If you are in the European part of the world, you can't help but notice the season change. It’s both a beautiful and disturbing transition: the trees are changing color and gradually losing their leaves, the air is transparent and cold, and the days become shorter and shorter… Autumn is offering its discoveries. I became aware that there are gingko trees on our street when I started walking on the very special yellow leaves covering the gray asphalt under my morning steps to yoga… 

One moment I want to share with you that was coming up for me in the last weeks was the theme of.. well, doing too much. We are always doing. In rope bottoming, in relationships, in teaching and learning. We are trying too hard. We feel we need to force, to make things happen. 

Even when asked to relax, we come into forceful movement. Our bodies know power, effort, and labour. Ease and lightness are sometimes less accessible. 
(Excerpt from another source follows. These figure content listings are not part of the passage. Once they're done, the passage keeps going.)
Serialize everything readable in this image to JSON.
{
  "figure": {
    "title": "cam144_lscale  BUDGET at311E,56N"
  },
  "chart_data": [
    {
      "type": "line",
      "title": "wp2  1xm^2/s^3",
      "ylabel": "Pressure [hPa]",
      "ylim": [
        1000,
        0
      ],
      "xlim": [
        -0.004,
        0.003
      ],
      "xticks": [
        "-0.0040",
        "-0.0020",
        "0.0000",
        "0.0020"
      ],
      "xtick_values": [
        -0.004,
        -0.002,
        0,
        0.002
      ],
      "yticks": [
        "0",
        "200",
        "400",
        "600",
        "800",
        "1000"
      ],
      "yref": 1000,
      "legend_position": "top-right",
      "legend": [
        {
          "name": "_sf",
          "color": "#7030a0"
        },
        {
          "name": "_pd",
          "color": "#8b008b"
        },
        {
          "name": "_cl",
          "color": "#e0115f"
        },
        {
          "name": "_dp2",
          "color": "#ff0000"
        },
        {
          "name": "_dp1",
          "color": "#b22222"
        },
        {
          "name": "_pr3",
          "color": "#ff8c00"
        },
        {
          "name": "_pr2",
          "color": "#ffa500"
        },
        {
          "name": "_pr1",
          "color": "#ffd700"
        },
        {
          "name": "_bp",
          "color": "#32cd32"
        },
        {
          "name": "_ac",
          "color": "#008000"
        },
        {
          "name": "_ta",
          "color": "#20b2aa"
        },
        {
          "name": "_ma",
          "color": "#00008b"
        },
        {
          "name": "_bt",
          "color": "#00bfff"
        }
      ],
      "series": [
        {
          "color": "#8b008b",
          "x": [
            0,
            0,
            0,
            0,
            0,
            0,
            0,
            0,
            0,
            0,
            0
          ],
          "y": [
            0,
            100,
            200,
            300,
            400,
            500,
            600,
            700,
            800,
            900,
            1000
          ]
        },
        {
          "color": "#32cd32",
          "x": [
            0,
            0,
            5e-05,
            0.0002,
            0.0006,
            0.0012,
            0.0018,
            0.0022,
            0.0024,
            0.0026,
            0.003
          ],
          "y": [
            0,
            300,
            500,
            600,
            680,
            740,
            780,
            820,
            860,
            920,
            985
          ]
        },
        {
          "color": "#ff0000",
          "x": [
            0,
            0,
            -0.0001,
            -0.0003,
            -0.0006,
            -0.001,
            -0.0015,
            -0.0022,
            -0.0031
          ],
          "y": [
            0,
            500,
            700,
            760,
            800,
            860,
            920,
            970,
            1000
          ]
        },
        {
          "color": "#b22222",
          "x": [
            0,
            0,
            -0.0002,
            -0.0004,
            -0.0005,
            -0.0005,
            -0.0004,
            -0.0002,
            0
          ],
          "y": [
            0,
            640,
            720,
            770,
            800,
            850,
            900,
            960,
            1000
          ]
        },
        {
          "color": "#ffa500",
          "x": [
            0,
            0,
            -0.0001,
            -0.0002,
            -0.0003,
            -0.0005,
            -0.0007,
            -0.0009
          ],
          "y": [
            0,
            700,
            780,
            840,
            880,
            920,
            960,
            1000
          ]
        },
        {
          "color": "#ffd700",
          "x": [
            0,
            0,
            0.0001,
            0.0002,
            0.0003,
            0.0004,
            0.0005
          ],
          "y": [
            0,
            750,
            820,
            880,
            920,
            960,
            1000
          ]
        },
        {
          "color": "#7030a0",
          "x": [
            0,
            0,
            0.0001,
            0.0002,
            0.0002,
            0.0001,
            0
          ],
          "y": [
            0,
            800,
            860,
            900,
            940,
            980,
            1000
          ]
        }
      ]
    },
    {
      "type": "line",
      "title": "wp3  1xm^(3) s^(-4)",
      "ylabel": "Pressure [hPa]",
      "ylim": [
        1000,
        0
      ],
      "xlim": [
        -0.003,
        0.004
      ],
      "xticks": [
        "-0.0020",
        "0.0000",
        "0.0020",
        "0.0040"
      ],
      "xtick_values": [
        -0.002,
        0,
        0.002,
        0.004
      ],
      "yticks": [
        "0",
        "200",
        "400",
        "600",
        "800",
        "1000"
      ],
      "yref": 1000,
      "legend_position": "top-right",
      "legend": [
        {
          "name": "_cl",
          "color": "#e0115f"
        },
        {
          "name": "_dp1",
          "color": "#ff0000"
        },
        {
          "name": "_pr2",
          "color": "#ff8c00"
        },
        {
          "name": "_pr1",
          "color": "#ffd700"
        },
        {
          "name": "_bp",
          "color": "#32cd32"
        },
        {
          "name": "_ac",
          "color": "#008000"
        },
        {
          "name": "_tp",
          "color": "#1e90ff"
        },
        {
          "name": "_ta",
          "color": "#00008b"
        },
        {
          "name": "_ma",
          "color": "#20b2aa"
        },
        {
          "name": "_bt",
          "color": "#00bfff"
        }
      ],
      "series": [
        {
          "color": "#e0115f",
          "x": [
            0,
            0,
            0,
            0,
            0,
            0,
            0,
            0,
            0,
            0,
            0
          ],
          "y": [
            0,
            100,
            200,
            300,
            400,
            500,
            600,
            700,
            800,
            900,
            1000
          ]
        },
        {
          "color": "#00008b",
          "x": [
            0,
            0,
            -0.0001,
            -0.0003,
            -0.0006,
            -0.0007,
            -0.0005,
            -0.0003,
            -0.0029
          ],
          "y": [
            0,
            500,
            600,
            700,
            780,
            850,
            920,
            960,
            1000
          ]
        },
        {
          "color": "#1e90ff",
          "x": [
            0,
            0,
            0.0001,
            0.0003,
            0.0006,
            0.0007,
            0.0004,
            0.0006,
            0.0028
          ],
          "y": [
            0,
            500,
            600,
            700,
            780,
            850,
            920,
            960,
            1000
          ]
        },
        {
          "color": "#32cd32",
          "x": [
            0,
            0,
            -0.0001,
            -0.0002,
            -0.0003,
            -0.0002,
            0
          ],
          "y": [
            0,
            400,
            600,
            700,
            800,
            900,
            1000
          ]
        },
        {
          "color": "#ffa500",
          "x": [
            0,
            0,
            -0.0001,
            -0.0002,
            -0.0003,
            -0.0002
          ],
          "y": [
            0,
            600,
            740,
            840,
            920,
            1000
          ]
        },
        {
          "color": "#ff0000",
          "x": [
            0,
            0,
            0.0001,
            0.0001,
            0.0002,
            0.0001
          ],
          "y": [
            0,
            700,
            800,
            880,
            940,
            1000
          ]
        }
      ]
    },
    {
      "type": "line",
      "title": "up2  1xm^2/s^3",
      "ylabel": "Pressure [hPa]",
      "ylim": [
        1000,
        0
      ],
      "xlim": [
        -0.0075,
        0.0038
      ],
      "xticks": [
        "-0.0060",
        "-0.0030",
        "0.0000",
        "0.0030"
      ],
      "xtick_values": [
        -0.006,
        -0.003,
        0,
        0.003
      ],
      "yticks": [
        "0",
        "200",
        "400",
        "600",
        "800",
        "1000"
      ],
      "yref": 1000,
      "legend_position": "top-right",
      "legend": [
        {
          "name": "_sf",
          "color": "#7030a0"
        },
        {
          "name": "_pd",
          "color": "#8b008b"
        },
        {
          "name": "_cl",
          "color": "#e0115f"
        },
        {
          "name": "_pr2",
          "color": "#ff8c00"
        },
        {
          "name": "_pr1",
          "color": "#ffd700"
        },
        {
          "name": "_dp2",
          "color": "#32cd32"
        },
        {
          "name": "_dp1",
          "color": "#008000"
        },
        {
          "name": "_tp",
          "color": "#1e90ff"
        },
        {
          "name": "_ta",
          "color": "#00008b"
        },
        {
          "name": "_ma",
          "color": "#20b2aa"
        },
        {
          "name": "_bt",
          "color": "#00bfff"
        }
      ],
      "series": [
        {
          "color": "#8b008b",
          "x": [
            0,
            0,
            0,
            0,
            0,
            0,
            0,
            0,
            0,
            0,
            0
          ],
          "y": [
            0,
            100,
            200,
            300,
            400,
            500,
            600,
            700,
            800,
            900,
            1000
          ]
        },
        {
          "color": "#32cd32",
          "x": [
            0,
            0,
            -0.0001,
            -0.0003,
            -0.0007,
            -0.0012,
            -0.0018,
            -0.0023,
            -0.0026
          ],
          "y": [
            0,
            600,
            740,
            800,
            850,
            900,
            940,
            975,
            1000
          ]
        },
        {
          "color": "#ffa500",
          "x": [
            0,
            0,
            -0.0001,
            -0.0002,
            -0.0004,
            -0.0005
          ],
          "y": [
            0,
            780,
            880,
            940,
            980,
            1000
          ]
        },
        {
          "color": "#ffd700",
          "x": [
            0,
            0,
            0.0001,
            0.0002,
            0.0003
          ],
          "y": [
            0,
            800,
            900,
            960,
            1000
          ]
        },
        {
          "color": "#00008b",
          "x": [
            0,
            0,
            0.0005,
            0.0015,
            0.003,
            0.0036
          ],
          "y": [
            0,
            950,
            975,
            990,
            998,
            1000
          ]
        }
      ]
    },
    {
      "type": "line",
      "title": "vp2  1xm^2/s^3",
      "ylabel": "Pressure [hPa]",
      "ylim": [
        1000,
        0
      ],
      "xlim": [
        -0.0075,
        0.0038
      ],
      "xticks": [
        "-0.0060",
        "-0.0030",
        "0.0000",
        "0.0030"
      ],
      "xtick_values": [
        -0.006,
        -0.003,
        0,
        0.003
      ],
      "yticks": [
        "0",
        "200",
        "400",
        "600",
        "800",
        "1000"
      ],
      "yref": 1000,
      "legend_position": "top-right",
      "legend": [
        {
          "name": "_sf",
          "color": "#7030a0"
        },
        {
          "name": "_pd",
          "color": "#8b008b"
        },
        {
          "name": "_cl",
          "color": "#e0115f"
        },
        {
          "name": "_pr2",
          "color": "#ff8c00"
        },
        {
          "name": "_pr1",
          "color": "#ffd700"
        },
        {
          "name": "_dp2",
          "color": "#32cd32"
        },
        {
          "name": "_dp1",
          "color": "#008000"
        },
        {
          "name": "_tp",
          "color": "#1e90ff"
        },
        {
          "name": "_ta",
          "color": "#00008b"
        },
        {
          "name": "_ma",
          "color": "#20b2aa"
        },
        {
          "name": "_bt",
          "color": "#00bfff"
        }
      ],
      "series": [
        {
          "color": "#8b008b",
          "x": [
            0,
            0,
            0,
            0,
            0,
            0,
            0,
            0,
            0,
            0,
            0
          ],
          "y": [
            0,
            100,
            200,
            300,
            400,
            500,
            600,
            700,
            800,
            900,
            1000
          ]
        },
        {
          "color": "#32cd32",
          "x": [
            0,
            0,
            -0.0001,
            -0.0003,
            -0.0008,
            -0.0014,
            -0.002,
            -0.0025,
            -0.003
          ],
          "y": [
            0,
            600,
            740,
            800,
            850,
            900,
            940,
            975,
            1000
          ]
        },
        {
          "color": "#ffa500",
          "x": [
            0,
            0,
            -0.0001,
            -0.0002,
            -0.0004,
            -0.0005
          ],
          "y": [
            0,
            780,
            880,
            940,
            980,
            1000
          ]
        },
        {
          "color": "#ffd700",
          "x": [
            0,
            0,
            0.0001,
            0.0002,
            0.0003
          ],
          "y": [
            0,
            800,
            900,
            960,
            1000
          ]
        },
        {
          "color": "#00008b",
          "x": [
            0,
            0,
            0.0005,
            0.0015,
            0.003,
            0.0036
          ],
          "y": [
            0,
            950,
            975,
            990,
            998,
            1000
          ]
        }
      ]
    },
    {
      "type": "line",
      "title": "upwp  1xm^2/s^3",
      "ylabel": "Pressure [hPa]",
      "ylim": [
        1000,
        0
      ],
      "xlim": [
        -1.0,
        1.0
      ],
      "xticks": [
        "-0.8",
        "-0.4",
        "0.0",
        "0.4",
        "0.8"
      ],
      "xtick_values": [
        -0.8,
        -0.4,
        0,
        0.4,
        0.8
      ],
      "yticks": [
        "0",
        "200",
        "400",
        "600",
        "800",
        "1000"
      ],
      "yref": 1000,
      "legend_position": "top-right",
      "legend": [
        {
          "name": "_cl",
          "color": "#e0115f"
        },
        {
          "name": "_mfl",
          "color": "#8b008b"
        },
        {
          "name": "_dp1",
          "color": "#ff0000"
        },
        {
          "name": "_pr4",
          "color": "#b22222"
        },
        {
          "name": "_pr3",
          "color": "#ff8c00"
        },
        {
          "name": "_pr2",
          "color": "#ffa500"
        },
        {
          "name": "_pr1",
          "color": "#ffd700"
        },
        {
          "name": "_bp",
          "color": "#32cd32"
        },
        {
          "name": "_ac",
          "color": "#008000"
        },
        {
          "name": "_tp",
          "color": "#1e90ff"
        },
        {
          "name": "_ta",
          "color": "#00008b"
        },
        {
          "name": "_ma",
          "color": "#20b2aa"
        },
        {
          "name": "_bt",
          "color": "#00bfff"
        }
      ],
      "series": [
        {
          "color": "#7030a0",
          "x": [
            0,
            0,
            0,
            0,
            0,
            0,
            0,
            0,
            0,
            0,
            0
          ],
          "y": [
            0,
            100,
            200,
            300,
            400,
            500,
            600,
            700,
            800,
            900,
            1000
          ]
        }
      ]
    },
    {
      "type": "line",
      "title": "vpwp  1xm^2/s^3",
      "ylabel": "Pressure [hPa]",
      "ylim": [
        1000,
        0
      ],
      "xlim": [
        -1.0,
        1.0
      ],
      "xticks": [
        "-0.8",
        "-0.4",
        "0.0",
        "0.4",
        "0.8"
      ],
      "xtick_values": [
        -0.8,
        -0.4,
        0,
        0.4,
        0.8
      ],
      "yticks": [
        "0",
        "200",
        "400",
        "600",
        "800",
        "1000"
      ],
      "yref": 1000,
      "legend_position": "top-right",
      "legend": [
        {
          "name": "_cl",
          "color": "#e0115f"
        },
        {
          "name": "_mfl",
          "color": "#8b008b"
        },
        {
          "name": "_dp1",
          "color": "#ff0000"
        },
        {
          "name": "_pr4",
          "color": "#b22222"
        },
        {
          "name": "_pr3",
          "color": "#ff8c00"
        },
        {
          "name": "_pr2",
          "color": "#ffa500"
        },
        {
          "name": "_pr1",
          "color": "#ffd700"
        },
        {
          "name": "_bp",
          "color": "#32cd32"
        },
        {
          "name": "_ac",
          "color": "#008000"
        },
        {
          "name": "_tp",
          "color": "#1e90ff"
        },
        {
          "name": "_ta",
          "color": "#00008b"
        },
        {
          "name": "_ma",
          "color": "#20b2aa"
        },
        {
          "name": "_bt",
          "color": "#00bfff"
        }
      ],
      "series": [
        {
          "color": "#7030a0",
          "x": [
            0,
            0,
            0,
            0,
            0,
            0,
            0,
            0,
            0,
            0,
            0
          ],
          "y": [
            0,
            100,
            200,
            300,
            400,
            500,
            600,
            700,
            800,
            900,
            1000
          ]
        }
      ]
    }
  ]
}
Ease and lightness however bring more feeling. 

One of the big learnings I made in Hanna somatics was initiating the movement by letting go instead of forcing. I can hear my teacher's voice in my ears “What can you let go of, instead of activate?” A couple of years into the practice, I can recognize it myself. Trying too hard. 

 

“It’s dark because you are trying too hard…” 

Lightly child, lightly. Learn to do everything lightly. 

Yes, feel lightly even though you’re feeling deeply. 

Just lightly let things happen and lightly cope with them.

Aldous Huxley

There is a conviction we carry in our muscles that we must make things happen. It’s another form of control. We do not trust it will unfold on its own… So we keep doing, pushing, producing. We can hardly tolerate the pause, the stillness. 

Part of it is also that we are missing the somatic experience of ease. To bend to the left, you don’t need to force the left. Often, it is asking us to soften on the right, and you will be there with less effort. We can learn it in ropes and take it further into life… 

 

Lightly, lightly – it’s the best advice ever given me. 

When it comes to dying even. Nothing ponderous, or portentous, or emphatic. 

No rhetoric, no tremolos, 

no self conscious persona putting on its celebrated imitation of Christ or Little Nell. 

And of course, no theology, no metaphysics. 

Just the fact of dying and the fact of the clear light.